ENECO, Inc. has announced details of a breakthrough in energy conversion with exciting potential benefits for a range of multi-billion dollar markets.
ENECO’s “Thermal Chip” is essentially a new type of semiconductor which directly converts heat from any source into electricity, delivering energy and power conversion three to five times more efficiently than present alternatives, and producing commercial products that are likely to be up to ten times cheaper than the competition.
The flexibility and scalability of the chip also means that there are a vast number of potential applications, and the technology is attracting attention from a variety of industries. One of the company’s initial focuses is portable power, a prospect that appeals to ENECO’s chairman, Max Lewinsohn. “The world battery market is worth around $50billion a year, and is growing rapidly to meet consumer demand for more wireless and handheld products and devices,” says Lewinsohn. As well as ongoing defence contracts, the company is also pursuing various applications with parties active in the automotive, solar power and uninterruptible power sectors.

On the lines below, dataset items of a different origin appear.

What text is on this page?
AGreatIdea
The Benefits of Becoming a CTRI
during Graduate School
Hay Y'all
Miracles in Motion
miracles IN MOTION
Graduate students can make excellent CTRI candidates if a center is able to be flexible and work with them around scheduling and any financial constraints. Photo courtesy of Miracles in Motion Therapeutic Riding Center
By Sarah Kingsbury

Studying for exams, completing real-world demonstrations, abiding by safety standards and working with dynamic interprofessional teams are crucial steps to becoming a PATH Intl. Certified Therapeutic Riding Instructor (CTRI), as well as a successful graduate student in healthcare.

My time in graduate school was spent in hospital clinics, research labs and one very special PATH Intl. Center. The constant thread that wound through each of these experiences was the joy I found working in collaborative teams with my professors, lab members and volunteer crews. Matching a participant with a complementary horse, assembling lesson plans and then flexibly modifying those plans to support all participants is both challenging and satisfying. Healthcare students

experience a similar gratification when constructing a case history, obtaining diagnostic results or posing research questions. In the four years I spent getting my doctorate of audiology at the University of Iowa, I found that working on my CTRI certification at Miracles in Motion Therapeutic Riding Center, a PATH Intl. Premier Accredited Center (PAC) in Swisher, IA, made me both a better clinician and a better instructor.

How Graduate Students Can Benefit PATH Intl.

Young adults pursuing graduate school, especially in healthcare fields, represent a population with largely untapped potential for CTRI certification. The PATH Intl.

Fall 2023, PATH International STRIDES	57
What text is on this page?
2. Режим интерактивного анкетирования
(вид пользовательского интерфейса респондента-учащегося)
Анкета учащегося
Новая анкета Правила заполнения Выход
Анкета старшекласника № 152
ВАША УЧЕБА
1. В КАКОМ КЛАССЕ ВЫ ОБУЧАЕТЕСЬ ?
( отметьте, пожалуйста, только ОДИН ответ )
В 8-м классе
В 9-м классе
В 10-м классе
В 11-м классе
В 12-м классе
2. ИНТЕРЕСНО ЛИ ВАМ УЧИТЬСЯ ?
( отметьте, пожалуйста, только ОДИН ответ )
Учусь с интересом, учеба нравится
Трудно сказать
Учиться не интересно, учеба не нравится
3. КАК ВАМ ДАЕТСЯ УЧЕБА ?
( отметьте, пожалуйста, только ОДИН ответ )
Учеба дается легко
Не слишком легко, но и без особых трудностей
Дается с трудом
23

The company, headquartered in Salt Lake City, is privately-funded and has been researching and perfecting the technology quietly since 1999. This long process involved working closely alongside the relevant scientific organizations and specialists to ensure authoritative independent verification and the subsequent widespread acceptance of the technology. As a result, the field’s reference ‘bible’, the CRC Handbook of Thermoelectrics, now has a chapter devoted to ENECO’s technology. The thorough development stage has also ensured the company now has broad protection from a spread of US and international patents.
ENECO’s Thermal Chip is in some respects similar to a fuel cell, but a fuel cell converts the chemical energy of a fuel to electricity whereas a Thermal Chip converts heat energy to electricity. Its energy density (a measure of power production for a given weight or size) is claimed to be 5 times better than current lithium-ion-batteries and 2-4 times better than future micro fuel cell capabilities projected for 2010.